Not in the same bowl, joint or blunt usually, but I will smoke a bowl of one then a joint of another or vice versa. I prefer how they taste individually the combined effects can be nice though.


----------



## singlecoiled (Oct 9, 2022)

Interesting post...

let' take a strain like Girl Scout Cookies, which is OG Kush and Durban Poison. I can't help but wonder if mixing a bowl of Durban Poison and OG kush is different than smoking the Hybrid GSC. It seems mixing the real things would bring out the true effect more, but who knows?


----------



## Greengrouch (Oct 23, 2022)

I’m smoking a joint of blackstrap mixed with espiritu sanctum right now. It’s pretty tasty.


----------



## Rurumo (Oct 23, 2022)

singlecoiled said:


> Interesting post...
> 
> let' take a strain like Girl Scout Cookies, which is OG Kush and Durban Poison. I can't help but wonder if mixing a bowl of Durban Poison and OG kush is different than smoking the Hybrid GSC. It seems mixing the real things would bring out the true effect more, but who knows?


I just saw this and thought, I'd just drop everything else and smoke the Durban! But back to the topic, I just figured that every home grower is mixing their strains to get the best effects. I just ground three strains up together this morning.


----------



## singlecoiled (Oct 23, 2022)

Rurumo said:


> I just saw this and thought, I'd just drop everything else and smoke the Durban! But back to the topic, I just figured that every home grower is mixing their strains to get the best effects. I just ground three strains up together this morning.

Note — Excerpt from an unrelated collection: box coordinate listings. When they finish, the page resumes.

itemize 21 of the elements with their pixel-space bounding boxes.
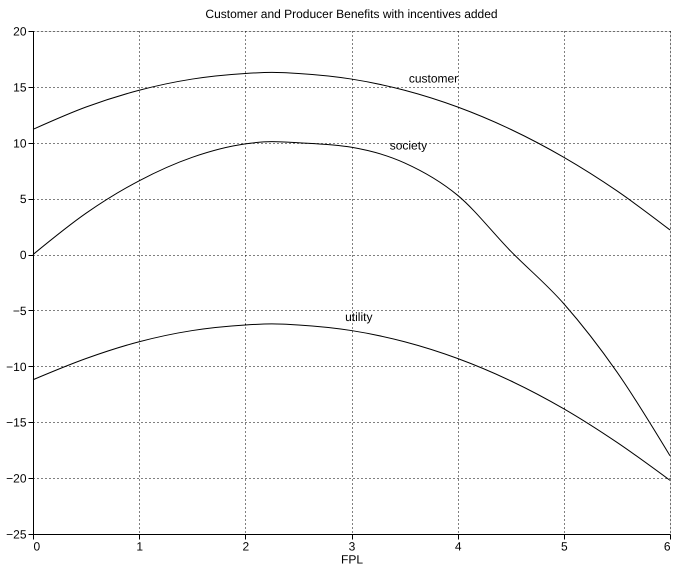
y-tick-label: 0: [20, 248, 27, 262]
series-label: customer: [408, 72, 458, 86]
x-axis-title: FPL: [340, 552, 364, 566]
series-label: utility: [345, 310, 372, 324]
y-tick-label: −20: [6, 472, 27, 486]
y-tick-label: 10: [13, 136, 27, 150]
y-tick-label: −25: [6, 528, 27, 542]
y-tick-label: −10: [6, 360, 27, 374]
y-tick-label: −15: [6, 416, 27, 430]
x-tick-label: 6: [664, 540, 671, 554]
x-tick-label: 2: [242, 540, 250, 554]
x-tick-label: 5: [560, 540, 568, 554]
x-tick-label: 4: [454, 540, 462, 554]
x-tick-label: 0: [34, 540, 40, 554]
y-tick-label: 20: [13, 24, 27, 38]
x-tick-label: 1: [136, 540, 144, 554]
chart-title: Customer and Producer Benefits with incentives added: [205, 7, 498, 21]
y-tick-label: −5: [12, 304, 27, 318]
y-tick-label: 15: [13, 80, 27, 94]
y-tick-label: 5: [20, 192, 27, 206]
x-tick-label: 3: [348, 540, 356, 554]
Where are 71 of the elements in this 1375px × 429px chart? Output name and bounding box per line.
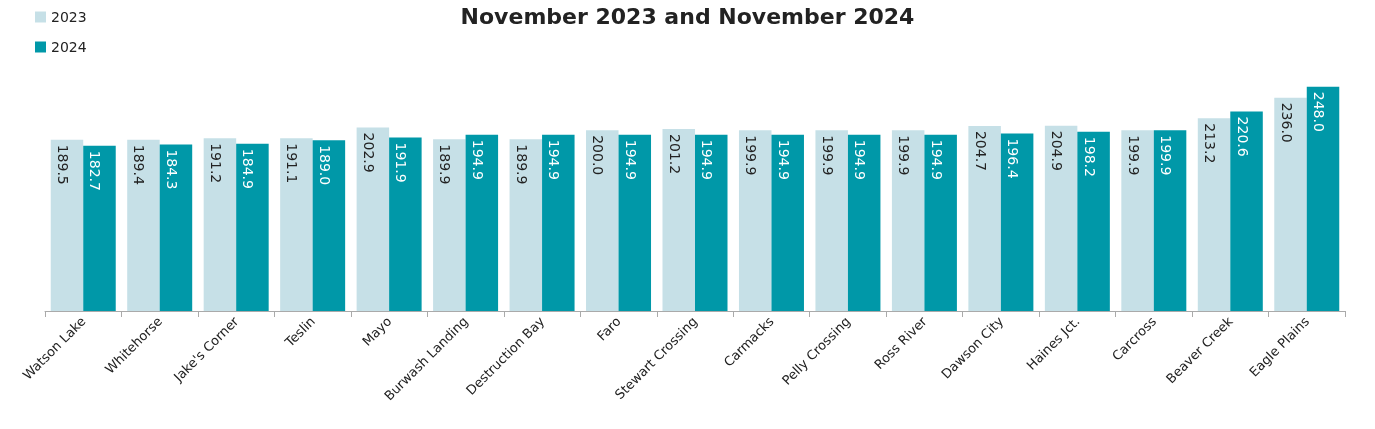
data-label: 189.0 — [316, 145, 333, 186]
bar — [891, 130, 925, 311]
data-label: 200.0 — [590, 135, 607, 176]
bar — [586, 130, 619, 311]
data-label: 194.9 — [469, 139, 486, 180]
data-label: 182.7 — [87, 150, 104, 191]
bar — [509, 139, 543, 311]
bar — [50, 139, 84, 311]
bar — [236, 143, 269, 311]
data-label: 199.9 — [1125, 135, 1142, 176]
data-label: 202.9 — [360, 132, 377, 173]
legend-label: 2024 — [51, 39, 87, 55]
bar — [389, 137, 422, 311]
data-label: 191.9 — [393, 142, 410, 183]
bar — [465, 134, 499, 311]
data-label: 194.9 — [928, 139, 945, 180]
bar — [924, 134, 957, 311]
bar — [280, 138, 313, 311]
bar — [203, 138, 237, 311]
data-label: 201.2 — [666, 134, 683, 175]
bar — [1121, 130, 1154, 311]
bar — [618, 134, 652, 311]
bar — [1230, 111, 1263, 311]
data-label: 189.9 — [437, 144, 454, 185]
data-label: 189.5 — [54, 144, 71, 185]
data-label: 194.9 — [775, 139, 792, 180]
data-label: 198.2 — [1081, 136, 1098, 177]
data-label: 191.1 — [284, 143, 301, 184]
bar — [815, 130, 848, 311]
legend-label: 2023 — [51, 9, 87, 25]
bar — [968, 125, 1001, 311]
bar — [356, 127, 390, 311]
bar — [1306, 86, 1340, 311]
bar — [312, 140, 346, 311]
data-label: 220.6 — [1234, 116, 1251, 157]
bar — [433, 139, 466, 311]
bar — [1274, 97, 1307, 311]
bar — [738, 130, 772, 311]
bar — [1077, 131, 1110, 311]
chart-title: November 2023 and November 2024 — [460, 3, 915, 29]
bar — [127, 139, 160, 311]
data-label: 194.9 — [546, 139, 563, 180]
bar — [847, 134, 881, 311]
bar — [1044, 125, 1078, 311]
data-label: 194.9 — [622, 139, 639, 180]
bar — [1000, 133, 1034, 311]
bar — [695, 134, 728, 311]
data-label: 199.9 — [819, 135, 836, 176]
data-label: 213.2 — [1202, 123, 1219, 164]
data-label: 189.4 — [131, 144, 148, 185]
data-label: 204.9 — [1049, 130, 1066, 171]
data-label: 199.9 — [896, 135, 913, 176]
data-label: 199.9 — [743, 135, 760, 176]
data-label: 189.9 — [513, 144, 530, 185]
bar — [771, 134, 804, 311]
bar — [1197, 118, 1231, 311]
bar — [159, 144, 193, 311]
data-label: 194.9 — [852, 139, 869, 180]
data-label: 194.9 — [699, 139, 716, 180]
bar — [542, 134, 575, 311]
data-label: 248.0 — [1311, 91, 1328, 132]
data-label: 204.7 — [972, 130, 989, 172]
data-label: 184.3 — [163, 149, 180, 190]
data-label: 236.0 — [1278, 102, 1295, 143]
bar — [662, 129, 695, 311]
data-label: 196.4 — [1005, 138, 1022, 179]
data-label: 199.9 — [1158, 135, 1175, 176]
bar — [1153, 130, 1187, 311]
data-label: 191.2 — [207, 143, 224, 184]
bar — [83, 145, 116, 311]
data-label: 184.9 — [240, 148, 257, 189]
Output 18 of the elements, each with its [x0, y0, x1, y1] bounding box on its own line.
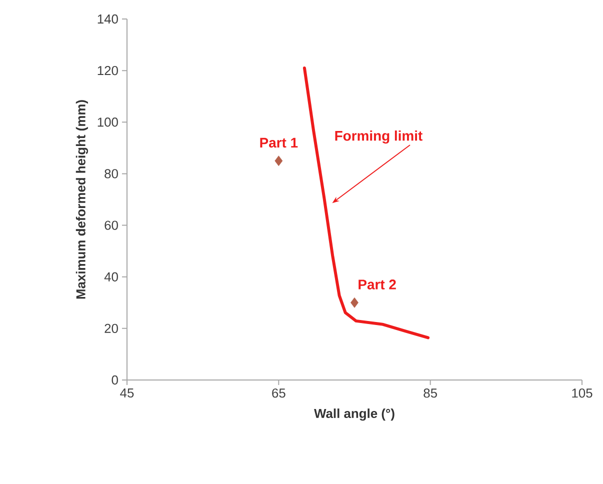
line-series: [302, 66, 430, 340]
x-tick-label: 85: [424, 388, 437, 398]
y-tick-label: 100: [98, 118, 118, 127]
x-tick-label: 45: [120, 388, 134, 398]
x-tick-label: 65: [272, 388, 286, 398]
y-tick-label: 140: [98, 14, 118, 24]
annotation: Forming limit: [335, 130, 422, 144]
y-tick-label: 60: [104, 220, 118, 230]
annotation: Part 2: [358, 280, 396, 290]
y-tick-label: 20: [104, 324, 118, 334]
annotation: Part 1: [260, 138, 298, 148]
y-tick-label: 40: [104, 272, 118, 282]
x-tick-label: 105: [572, 388, 592, 398]
y-axis-title: Maximum deformed height (mm): [76, 100, 88, 299]
y-tick-label: 0: [112, 375, 118, 385]
y-tick-label: 80: [104, 169, 118, 178]
y-tick-label: 120: [98, 66, 118, 76]
x-axis-title: Wall angle (°): [314, 408, 394, 421]
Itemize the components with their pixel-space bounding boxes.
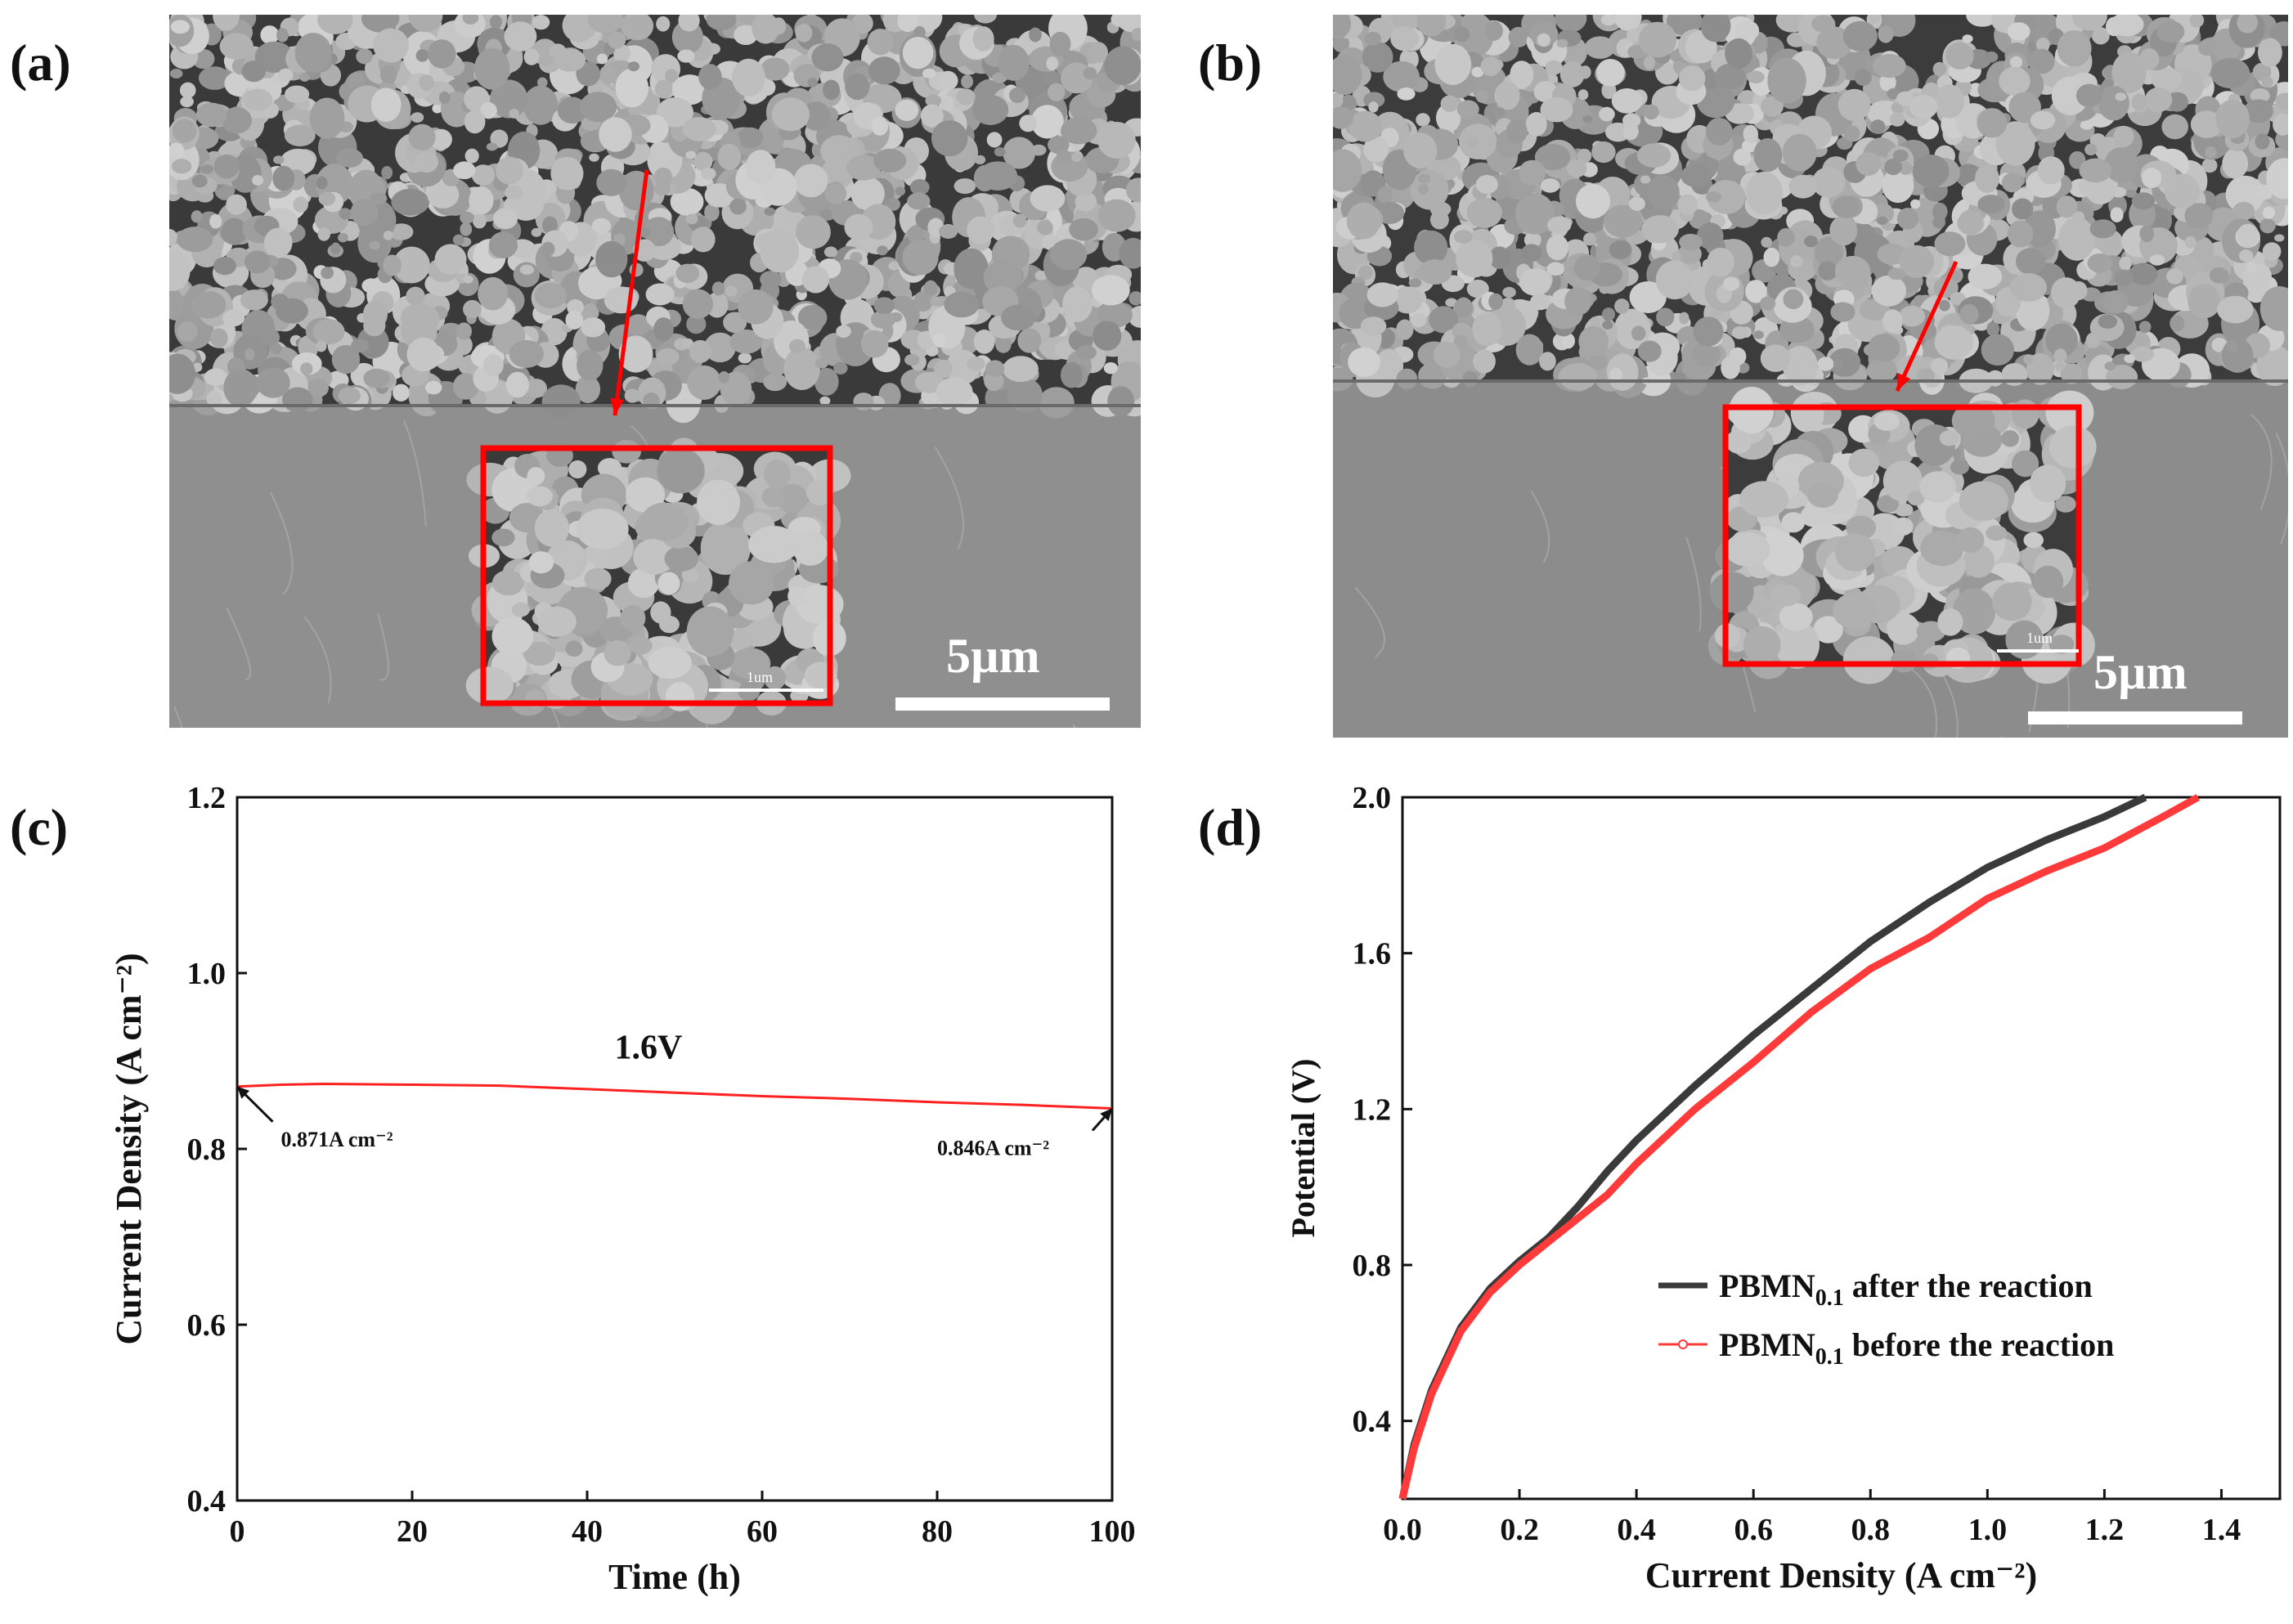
legend-marker (1678, 1339, 1688, 1349)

I just grew 2.5 ounces of Durban Poison (my third grow) and it's very tasty. It's got a very strong lime flavor that is delicous. I've been waiting to sample my tops, maybe its time to see how they turned out. (I sample the small popcorn while waiting for the good buds to cure)... I'm almost 3 months into cure, maybe its time? Not bad for a little Spiderfarmer SF-1000 at around 100 watts (one plant--these pics are mid flower)


----------



## schuylaar (Oct 24, 2022)

I'm a purist. I like the ability to rotate with a full lineup- it's like flower is brand new..like the very first time..every time


----------